Robert (R.S.) Pearson is a Seattle-based writer, philosopher and composer who has released a number of independent cassettes starting with Joseph Cornell's Television Show (1984), when he was part of Seattle's industrial scene.

After abstract recordings such as The Manhattan of Heaven (1985) and Cartoon Wheel (1985), he abandoned music for a while. When he returned, he focused on melodic electronic improvisation: Silver Sister Hippie Fields (Regenerative, 2000), Eleven London Bridges (Regenerative, 2000), External Omnipotent Moments (2001), Enchantment Born of Grace (2002), Antiquity (Oars, 2002), Purple Martin Morning (2003).

Antiquity (Oars, 2002) contains instrumental Brian Eno-esque vignettes. Pearson employs a "watery" style that creates a neutral atmosphere. The best moments (such as World's Tiled Fountain and Figuring Out A Mixed Blessing) are fibrillating structures that indulge in geometric patterns.

Piero Scaruffi

http://www.scaruffi.com/avant/pearson.html

From a R. S. Pearson -- NAKED INDEX review: Pearson comes from a musical school of thought i'm increasingly inclined to think of as "experimental exotica": he's too skittery and "out there" for traditional listeners, but not quite academic enough for classical experimentalism or defiantly antimelodic enough for free jazz.
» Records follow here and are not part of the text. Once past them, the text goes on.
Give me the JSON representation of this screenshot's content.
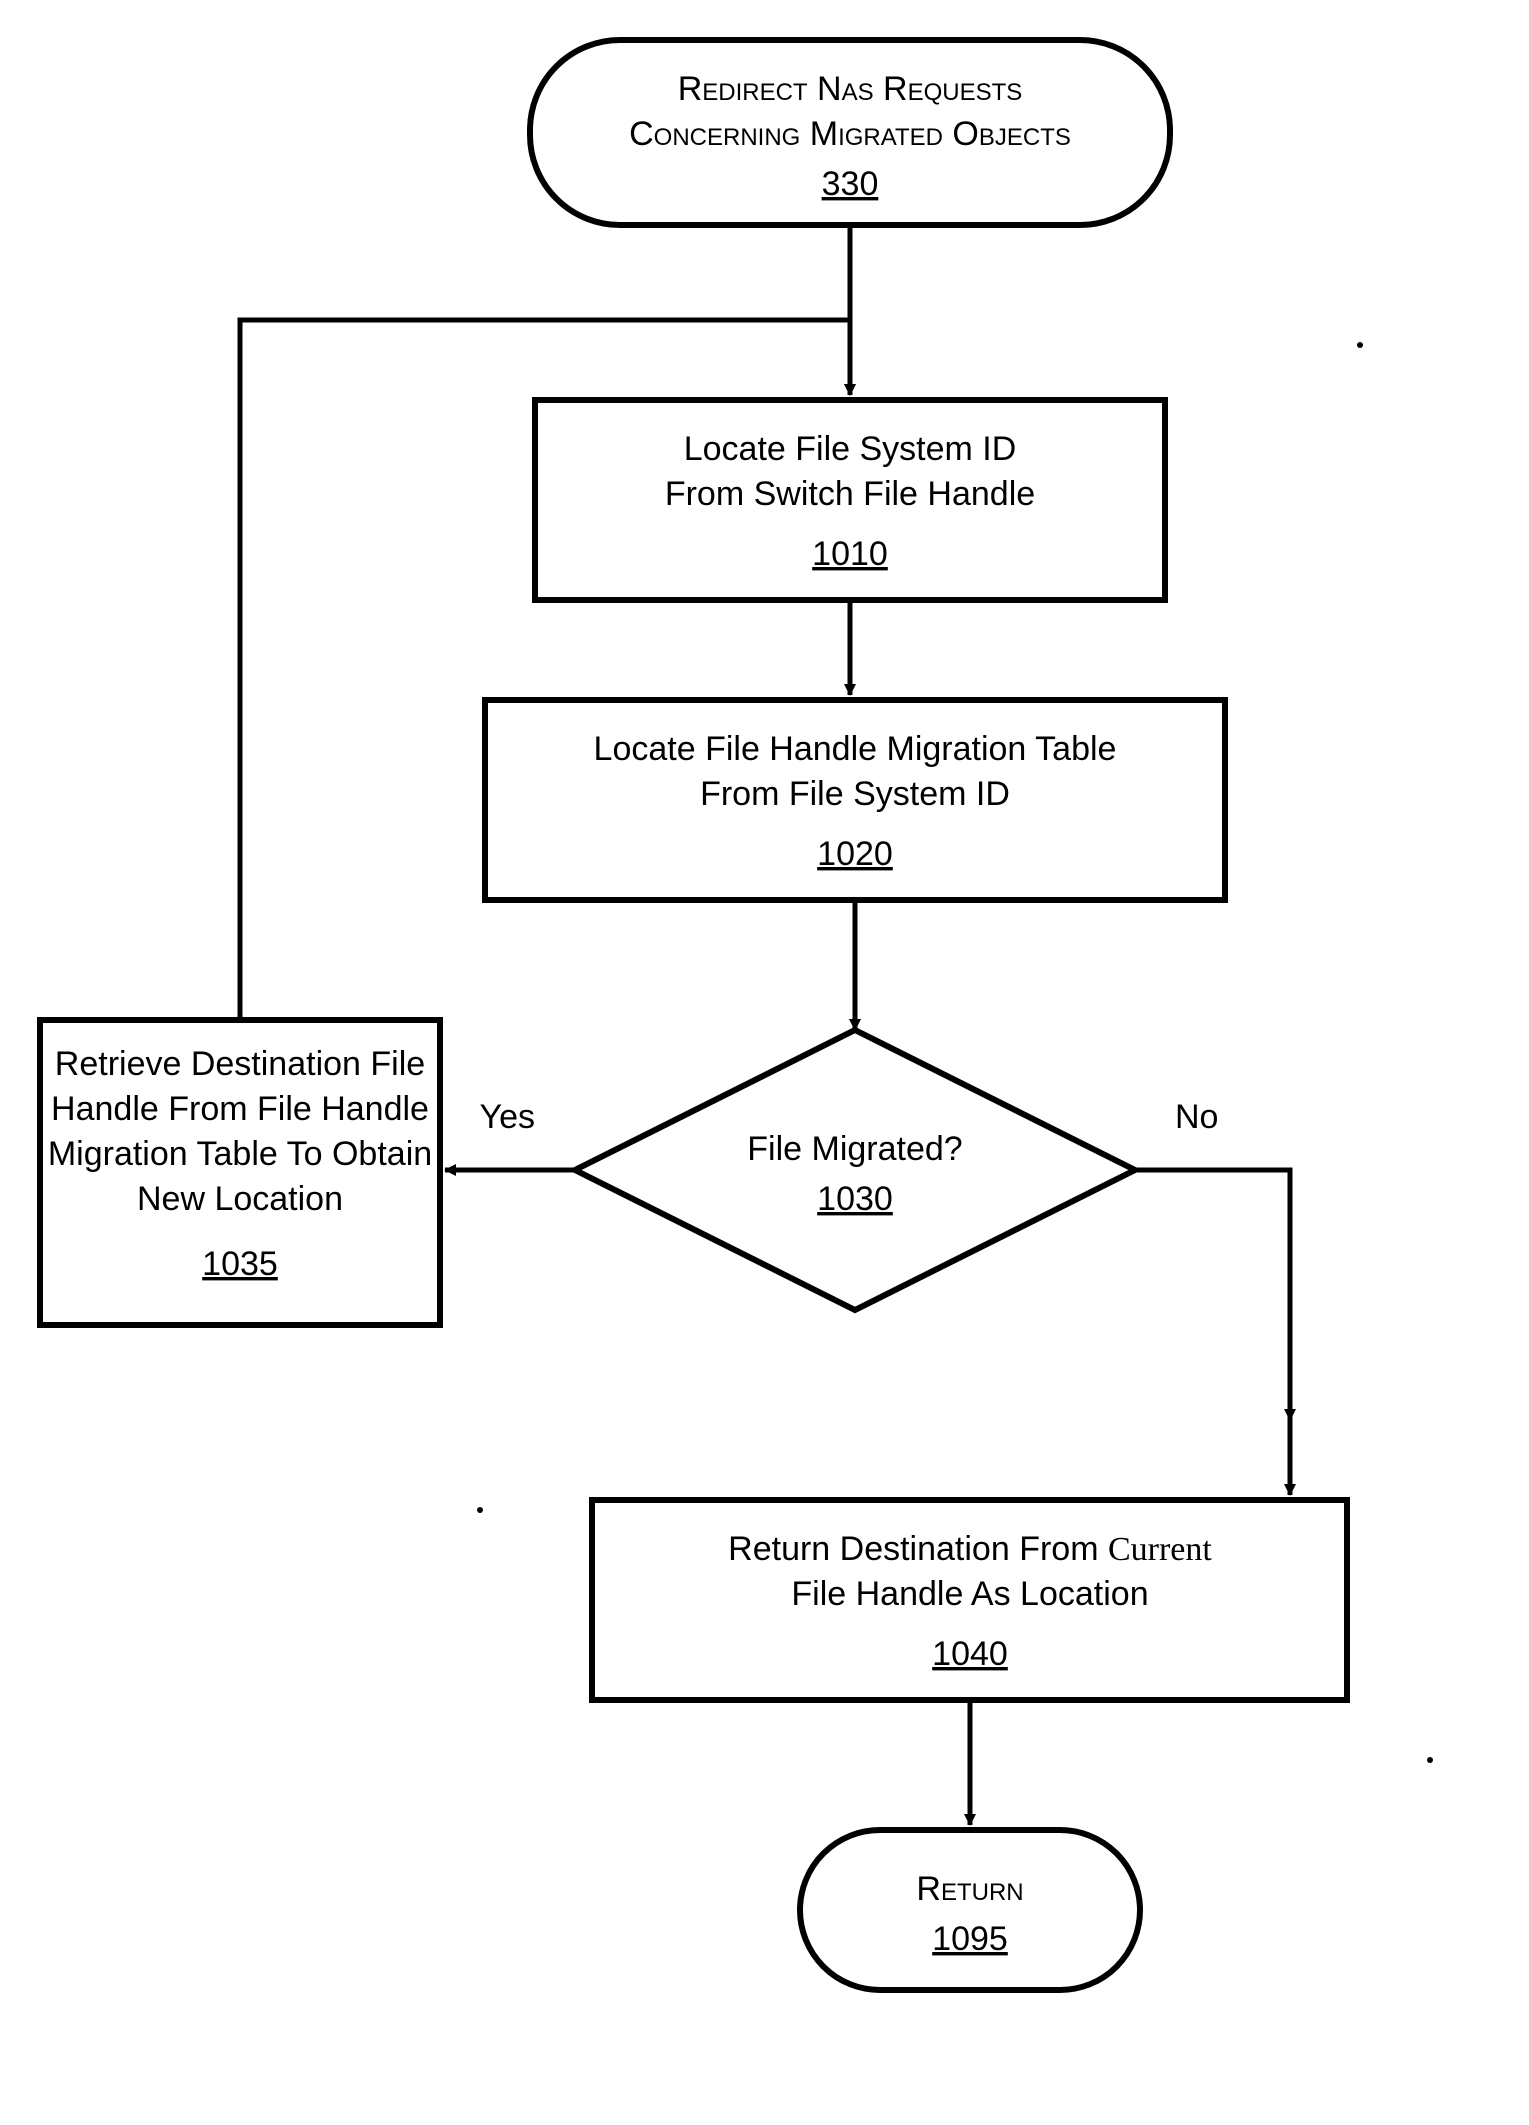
{
  "nodes": {
    "start": {
      "line1": "Redirect Nas Requests",
      "line2": "Concerning Migrated Objects",
      "ref": "330"
    },
    "step1": {
      "line1": "Locate File System ID",
      "line2": "From Switch File Handle",
      "ref": "1010"
    },
    "step2": {
      "line1": "Locate File Handle Migration Table",
      "line2": "From File System ID",
      "ref": "1020"
    },
    "decision": {
      "line1": "File Migrated?",
      "ref": "1030"
    },
    "step_yes": {
      "line1": "Retrieve Destination File",
      "line2": "Handle From File Handle",
      "line3": "Migration Table To Obtain",
      "line4": "New Location",
      "ref": "1035"
    },
    "step_no": {
      "line1a": "Return Destination From ",
      "line1b": "Current",
      "line2": "File Handle As Location",
      "ref": "1040"
    },
    "end": {
      "line1": "Return",
      "ref": "1095"
    }
  },
  "labels": {
    "yes": "Yes",
    "no": "No"
  }
}
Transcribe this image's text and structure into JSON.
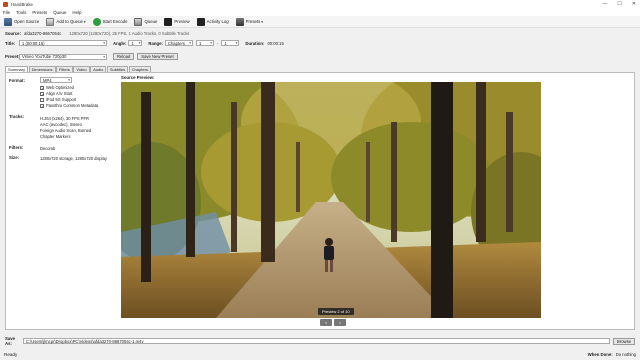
{
  "window": {
    "title": "HandBrake",
    "minimize": "—",
    "maximize": "☐",
    "close": "✕"
  },
  "menu": [
    "File",
    "Tools",
    "Presets",
    "Queue",
    "Help"
  ],
  "toolbar": {
    "open_source": "Open Source",
    "add_to_queue": "Add to Queue",
    "start_encode": "Start Encode",
    "queue": "Queue",
    "preview": "Preview",
    "activity_log": "Activity Log",
    "presets": "Presets"
  },
  "source": {
    "label": "Source:",
    "value": "afda3270-8667054c",
    "info": "1280x720 (1280x720), 25 FPS, 1 Audio Tracks, 0 Subtitle Tracks"
  },
  "title_row": {
    "title_label": "Title:",
    "title_value": "1 (00:00:15)",
    "angle_label": "Angle:",
    "angle_value": "1",
    "range_label": "Range:",
    "range_type": "Chapters",
    "range_start": "1",
    "range_sep": "-",
    "range_end": "1",
    "duration_label": "Duration:",
    "duration_value": "00:00:15"
  },
  "preset_row": {
    "label": "Preset:",
    "value": "Vimeo YouTube 720p30",
    "reload": "Reload",
    "save_new": "Save New Preset"
  },
  "tabs": [
    "Summary",
    "Dimensions",
    "Filters",
    "Video",
    "Audio",
    "Subtitles",
    "Chapters"
  ],
  "summary": {
    "format_label": "Format:",
    "format_value": "MP4",
    "options": [
      {
        "label": "Web Optimized",
        "checked": true
      },
      {
        "label": "Align A/V Start",
        "checked": true
      },
      {
        "label": "iPod 5G Support",
        "checked": false
      },
      {
        "label": "Passthru Common Metadata",
        "checked": true
      }
    ],
    "tracks_label": "Tracks:",
    "tracks": [
      "H.264 (x264), 30 FPS PFR",
      "AAC (avcodec), Stereo",
      "Foreign Audio Scan, Burned",
      "Chapter Markers"
    ],
    "filters_label": "Filters:",
    "filters_value": "Decomb",
    "size_label": "Size:",
    "size_value": "1280x720 storage, 1280x720 display"
  },
  "preview": {
    "label": "Source Preview:",
    "badge": "Preview 2 of 10",
    "prev": "<",
    "next": ">"
  },
  "save_as": {
    "label": "Save As:",
    "path": "C:\\Users\\jlmcpr\\Dropbox\\PC\\Videos\\afda3270-8667054c-1.m4v",
    "browse": "Browse"
  },
  "status": {
    "left": "Ready",
    "when_done_label": "When Done:",
    "when_done_value": "Do nothing"
  }
}
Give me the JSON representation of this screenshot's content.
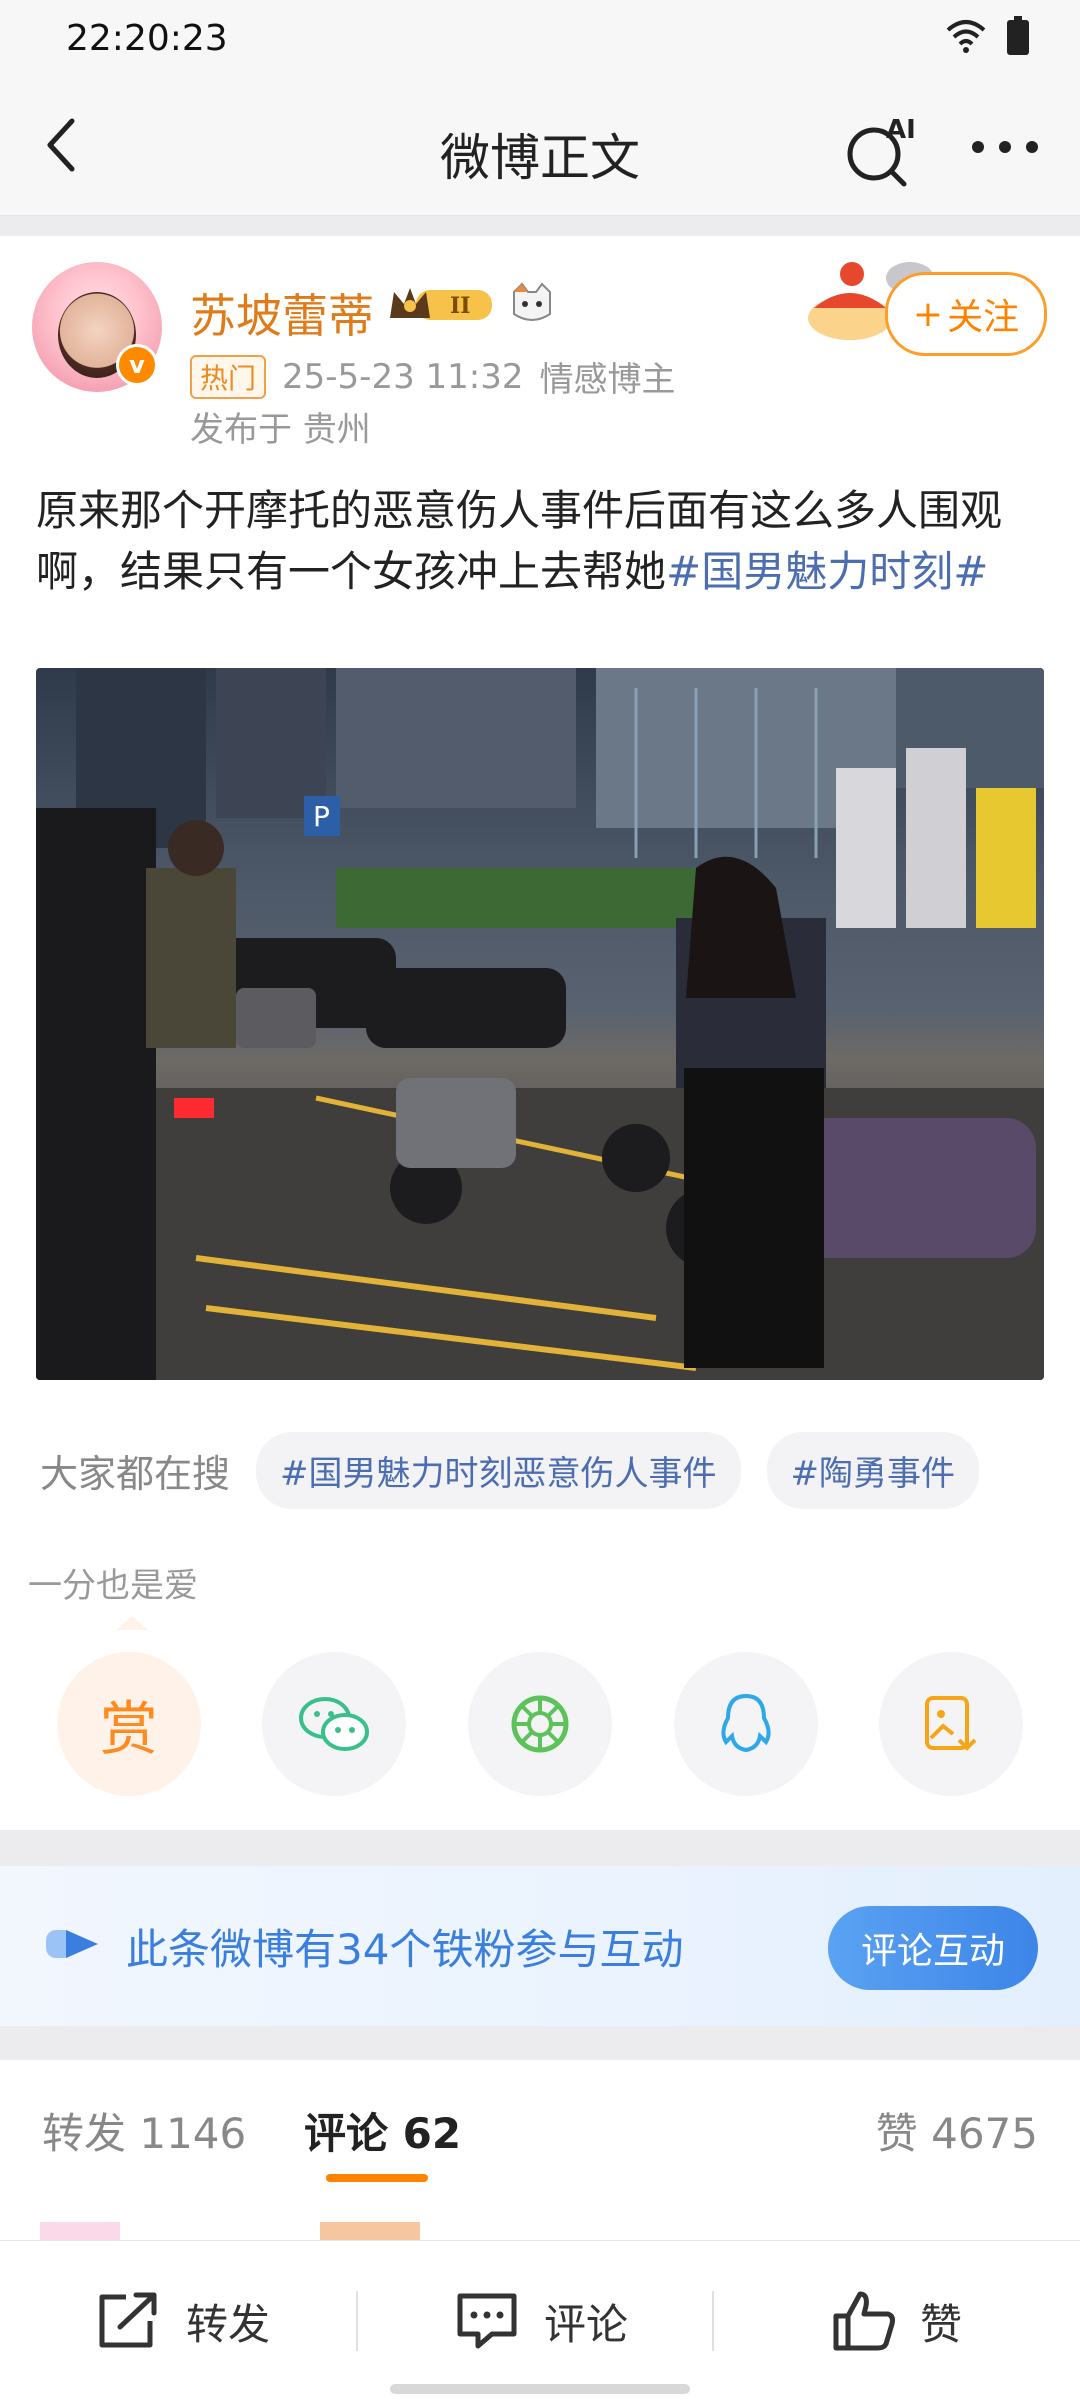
{
  "status": {
    "time": "22:20:23"
  },
  "nav": {
    "title": "微博正文",
    "ai_label": "AI"
  },
  "post": {
    "author": "苏坡蕾蒂",
    "hot_badge": "热门",
    "time": "25-5-23 11:32",
    "tag": "情感博主",
    "location": "发布于 贵州",
    "follow_label": "关注",
    "text_main": "原来那个开摩托的恶意伤人事件后面有这么多人围观啊，结果只有一个女孩冲上去帮她",
    "text_hashtag": "#国男魅力时刻#",
    "search_label": "大家都在搜",
    "search_chips": [
      "#国男魅力时刻恶意伤人事件",
      "#陶勇事件"
    ],
    "love_text": "一分也是爱",
    "reward_label": "赏"
  },
  "fans_banner": {
    "text": "此条微博有34个铁粉参与互动",
    "button": "评论互动"
  },
  "tabs": {
    "repost": "转发 1146",
    "comment": "评论 62",
    "like": "赞 4675"
  },
  "bottom": {
    "repost": "转发",
    "comment": "评论",
    "like": "赞"
  }
}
I hear a lot of bands lately onto this wave o' sound minus all the baggage (particularly on Public Eyesore), and they all seem to be more interested in the sounds they're making and the mutant methods of making them than they are about wiggly li'l details like structure, togetherness, and the like. What you end up with is largely free-form, chaotic explorations in wild sound that Ornette Coleman would get behind. Pearson isn't quite that free-form, but he does share the same fascination for employing odd sounds and mystically-tuned instruments for the building blocks of his sound. The subsequent songs are largely like kinetic sound sculptures set in motion, going heavy on the vibraphone (???) sounds -- lots of tweeting high end, that's for sure. Mostly they sound like those old fifties exotica albums -- you know, the records that came with stereos "for demonstration purposes" and the ones with the half-naked chicks on the cover with titles like ON THE ZULU LAKES OF PARADISE: A SAMPLER OF WEST INDIAN TIMPANI INSTRUMENTALS -- only run through lots of modern efx and subjected to postmodernist manhandling. Regardless of the origin, these are swell sounds and i like them. Pearson is on to something here.

Speaking of timpani, that just might be what's playing so insistently on "Poundthoughts," or maybe bongos, sounding like the truly boss instrumental theme to a forgotten fifties jungle serial. Moments like this make you realize that however Pearson got into the funny-noise-making business, it probably wasn't from reading about it in textbooks. There's a really nice drone happening in "The Night Boat" -- the off-kilter percussion behind it is so unobtrusive that you might be forgiven for missing it -- and the Floating Toy Pianos of Doom make a reapparance on "After the Quench," but mainly the songs are fixated most of the time more on the exotica tones and tinky sounds than they are on evolving structures. The grotesque electric organ on "Again We End Time" is totally a boss move, though. Still, there's plenty of action happening here -- well worth checking out...."

From the "Dead Angel" Experimental music webzine, regarding a CD of music from 1985 that Pearson just re-released in 2001.

One of Pearson's works was selected for Ian Edgewater's anniversary show, during which Edgewater, who plays exclusively excellent modern classical and experimental music, specially picked 100 short works.

Pearson's music has also been played on other modern classical radio programs, including Kalvos and Damians.